While that seems like an enormous amount, investors and industry experts say big rounds of private funding help these companies achieve big, multi-billion valuations before they go public. And big valuations are what's becoming expected of cloud companies when they IPO, investors say.
Cloud startups are looking at companies like Slack and Zoom that went public this year and saw big gains in valuations on day one of trading - from $7.1 billion to $15.7 billion for Slack; and from $1 billion to $9.2 billion for Zoom.
Cloud companies looking to go public in the future want investors to believe that they, too, can reach such heights.
Need $3 billion or more
Ideally, private investors would love to have the chance to fund decacorns, startups valued at $10 billion or more, Jason Lemkin told Business Insider. Lemkin is a VC and founder of SaaStr, a company that helps other cloud software startup founders build their businesses.
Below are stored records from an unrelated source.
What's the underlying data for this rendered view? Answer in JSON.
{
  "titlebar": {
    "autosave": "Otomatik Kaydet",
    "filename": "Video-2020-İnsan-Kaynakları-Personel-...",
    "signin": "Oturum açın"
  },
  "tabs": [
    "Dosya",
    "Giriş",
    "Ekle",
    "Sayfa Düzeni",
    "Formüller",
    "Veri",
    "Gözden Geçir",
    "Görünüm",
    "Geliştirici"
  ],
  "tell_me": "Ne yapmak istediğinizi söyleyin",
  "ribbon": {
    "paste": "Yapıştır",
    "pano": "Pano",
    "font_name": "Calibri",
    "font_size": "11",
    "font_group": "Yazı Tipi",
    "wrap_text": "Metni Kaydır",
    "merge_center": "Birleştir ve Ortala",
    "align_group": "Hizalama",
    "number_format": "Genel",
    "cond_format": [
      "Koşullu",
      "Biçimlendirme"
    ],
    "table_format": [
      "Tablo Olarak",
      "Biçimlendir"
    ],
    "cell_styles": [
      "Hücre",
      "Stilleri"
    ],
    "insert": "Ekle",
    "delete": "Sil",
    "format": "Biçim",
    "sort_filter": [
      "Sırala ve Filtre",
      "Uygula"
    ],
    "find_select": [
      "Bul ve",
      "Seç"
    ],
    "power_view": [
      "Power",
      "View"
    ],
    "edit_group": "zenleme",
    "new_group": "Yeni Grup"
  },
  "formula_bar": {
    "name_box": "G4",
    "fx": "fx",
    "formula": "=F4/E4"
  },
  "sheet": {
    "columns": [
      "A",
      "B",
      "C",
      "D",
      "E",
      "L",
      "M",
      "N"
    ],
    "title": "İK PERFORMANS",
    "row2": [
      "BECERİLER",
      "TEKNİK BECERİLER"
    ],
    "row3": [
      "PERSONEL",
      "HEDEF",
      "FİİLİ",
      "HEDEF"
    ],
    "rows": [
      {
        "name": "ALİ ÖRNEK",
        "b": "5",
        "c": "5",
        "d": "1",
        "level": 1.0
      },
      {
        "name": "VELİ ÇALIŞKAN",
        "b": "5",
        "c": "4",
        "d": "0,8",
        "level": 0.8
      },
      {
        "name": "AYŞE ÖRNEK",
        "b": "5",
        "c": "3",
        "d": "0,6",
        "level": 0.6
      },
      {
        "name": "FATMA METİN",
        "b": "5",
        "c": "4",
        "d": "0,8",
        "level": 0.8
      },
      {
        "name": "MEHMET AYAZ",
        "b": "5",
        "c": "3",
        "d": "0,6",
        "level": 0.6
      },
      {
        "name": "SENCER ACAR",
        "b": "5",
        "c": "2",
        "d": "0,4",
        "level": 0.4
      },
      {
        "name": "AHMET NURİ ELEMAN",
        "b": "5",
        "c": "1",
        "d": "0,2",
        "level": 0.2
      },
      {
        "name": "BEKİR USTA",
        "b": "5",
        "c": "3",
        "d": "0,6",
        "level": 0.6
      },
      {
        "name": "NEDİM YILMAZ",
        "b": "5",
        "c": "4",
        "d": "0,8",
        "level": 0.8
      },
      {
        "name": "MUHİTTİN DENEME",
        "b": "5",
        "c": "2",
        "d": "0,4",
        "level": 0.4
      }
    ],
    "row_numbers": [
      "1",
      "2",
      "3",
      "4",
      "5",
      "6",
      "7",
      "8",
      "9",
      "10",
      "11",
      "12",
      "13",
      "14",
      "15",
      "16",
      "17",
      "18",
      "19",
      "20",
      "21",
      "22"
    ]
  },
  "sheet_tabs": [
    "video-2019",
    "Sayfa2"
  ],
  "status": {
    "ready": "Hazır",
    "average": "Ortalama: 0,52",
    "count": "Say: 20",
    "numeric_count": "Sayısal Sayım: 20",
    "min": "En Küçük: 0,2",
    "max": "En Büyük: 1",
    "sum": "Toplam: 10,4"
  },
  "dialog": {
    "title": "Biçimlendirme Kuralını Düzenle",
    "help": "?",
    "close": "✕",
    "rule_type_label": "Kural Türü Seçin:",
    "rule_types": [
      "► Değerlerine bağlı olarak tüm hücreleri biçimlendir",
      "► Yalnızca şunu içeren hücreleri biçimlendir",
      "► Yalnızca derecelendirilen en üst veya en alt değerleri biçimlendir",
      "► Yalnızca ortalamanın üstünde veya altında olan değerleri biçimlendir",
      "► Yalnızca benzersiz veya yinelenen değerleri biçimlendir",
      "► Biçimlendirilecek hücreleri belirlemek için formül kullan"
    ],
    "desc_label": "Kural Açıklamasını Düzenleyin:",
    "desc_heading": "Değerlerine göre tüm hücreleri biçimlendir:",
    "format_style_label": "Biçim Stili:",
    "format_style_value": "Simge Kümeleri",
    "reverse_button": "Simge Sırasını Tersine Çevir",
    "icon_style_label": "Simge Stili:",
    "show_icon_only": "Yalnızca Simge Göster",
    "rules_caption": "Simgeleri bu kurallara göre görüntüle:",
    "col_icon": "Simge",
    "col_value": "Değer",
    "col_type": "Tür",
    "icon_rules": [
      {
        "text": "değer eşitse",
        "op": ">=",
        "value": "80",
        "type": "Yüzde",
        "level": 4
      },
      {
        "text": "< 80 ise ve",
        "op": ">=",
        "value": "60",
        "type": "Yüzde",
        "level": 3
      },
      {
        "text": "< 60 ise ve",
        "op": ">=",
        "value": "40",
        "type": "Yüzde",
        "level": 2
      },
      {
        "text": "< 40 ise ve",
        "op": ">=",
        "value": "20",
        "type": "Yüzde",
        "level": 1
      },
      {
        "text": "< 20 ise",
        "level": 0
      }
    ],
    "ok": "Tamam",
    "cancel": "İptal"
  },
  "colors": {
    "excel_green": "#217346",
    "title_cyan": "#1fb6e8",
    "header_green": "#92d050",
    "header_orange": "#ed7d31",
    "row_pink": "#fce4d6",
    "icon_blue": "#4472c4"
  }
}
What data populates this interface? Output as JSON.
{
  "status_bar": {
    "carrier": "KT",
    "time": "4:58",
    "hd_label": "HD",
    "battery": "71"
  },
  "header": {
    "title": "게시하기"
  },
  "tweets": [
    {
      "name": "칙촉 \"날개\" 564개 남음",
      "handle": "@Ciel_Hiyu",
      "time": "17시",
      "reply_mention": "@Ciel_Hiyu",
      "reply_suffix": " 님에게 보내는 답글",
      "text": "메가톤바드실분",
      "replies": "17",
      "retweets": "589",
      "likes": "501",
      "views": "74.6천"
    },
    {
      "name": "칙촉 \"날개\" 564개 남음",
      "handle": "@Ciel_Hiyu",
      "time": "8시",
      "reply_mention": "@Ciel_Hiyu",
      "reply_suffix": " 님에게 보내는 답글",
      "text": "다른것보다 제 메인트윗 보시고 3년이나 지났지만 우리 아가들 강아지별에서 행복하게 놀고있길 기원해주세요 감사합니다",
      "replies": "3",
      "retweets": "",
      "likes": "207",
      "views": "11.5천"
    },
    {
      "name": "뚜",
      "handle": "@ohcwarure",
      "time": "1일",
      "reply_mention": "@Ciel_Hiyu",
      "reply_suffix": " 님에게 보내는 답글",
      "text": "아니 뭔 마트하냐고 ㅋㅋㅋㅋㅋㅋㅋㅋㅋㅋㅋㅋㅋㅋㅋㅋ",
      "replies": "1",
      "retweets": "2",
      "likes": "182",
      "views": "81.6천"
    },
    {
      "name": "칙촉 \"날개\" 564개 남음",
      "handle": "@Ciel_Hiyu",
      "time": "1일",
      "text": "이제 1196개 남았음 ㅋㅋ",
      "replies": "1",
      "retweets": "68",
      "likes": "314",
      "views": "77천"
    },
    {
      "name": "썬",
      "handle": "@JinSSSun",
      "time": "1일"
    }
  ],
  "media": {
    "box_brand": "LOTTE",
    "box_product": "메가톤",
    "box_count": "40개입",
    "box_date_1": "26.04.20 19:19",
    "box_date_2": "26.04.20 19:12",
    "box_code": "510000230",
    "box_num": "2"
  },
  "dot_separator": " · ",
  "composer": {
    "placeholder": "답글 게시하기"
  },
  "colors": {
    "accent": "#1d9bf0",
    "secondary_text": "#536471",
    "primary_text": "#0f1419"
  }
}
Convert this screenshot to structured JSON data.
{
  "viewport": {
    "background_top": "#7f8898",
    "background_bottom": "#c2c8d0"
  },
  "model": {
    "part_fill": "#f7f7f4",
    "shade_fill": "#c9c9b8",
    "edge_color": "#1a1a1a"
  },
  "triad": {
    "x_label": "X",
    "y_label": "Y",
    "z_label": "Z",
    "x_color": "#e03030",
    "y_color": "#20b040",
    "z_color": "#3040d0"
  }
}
Byron Deeter, a partner at Bessemer Venture Partners, agreed with that and said cloud companies are now going public at two to three times the size than they did a decade ago, and therefore have to raise proportionally more money. A company that went public at a valuation of $750 million a few years back, would now be expected to go public at a valuation of $1.5 billion to $2 billion, Deeter told Business Insider.
There's a few things driving this. One is that capital is plentiful for promising cloud startups so it's easier for them to raise such massive rounds of funding at high valuations. Another piece is that companies are waiting longer to go public, becoming huge companies while still private. When they do decide to go public, they are a lot larger.
"It is possible to grow faster by investing capital into products and go to market [sales tactics] and so these businesses are growing faster than ever before," Deeter said. "They used to take 10 years to get to $100 million in revenue and now they do that in three or four years."
There's risks for those rewards
This is evident with companies like Canva, a design company that's taking on established players like Adobe Photoshop and Microsoft PowerPoint. Canva has raised two rounds of funding this year, both led by legendary tech investor Mary Meeker. After its latest $85 million Series E round, the company was valued at $3.2 billion.
CEO Melanie Perkins told Business Insider at the time that part of raising two rounds in a year was interest from investors. The company also plans to use that money to grow, Perkins said at the time.Then again, another example is UiPath, a company that creates automation software. It grew extremely fast in a short time. It raised $568 million at a $7 billion valuation in April, less than a year after it raised a $225 million Series C round that valued the company at $3 billion.
However, raising and growing at that rapid pace doesn't always pay off. In October, UiPath turned around and laid off 400 people, just six months after that last funding round that valued the company at $7 billion, and forced out a new CFO that tried to rein in spending, Business Insider previously reported.
Investors don't see funding amounts or valuations going down anytime soon though. As long as capital is easy to access, founders will look to raise as much as they can, Lemkin said. And as investors look for decacorns to place their bets on, all companies will look to raise over $300 million on their way to an IPO, he added.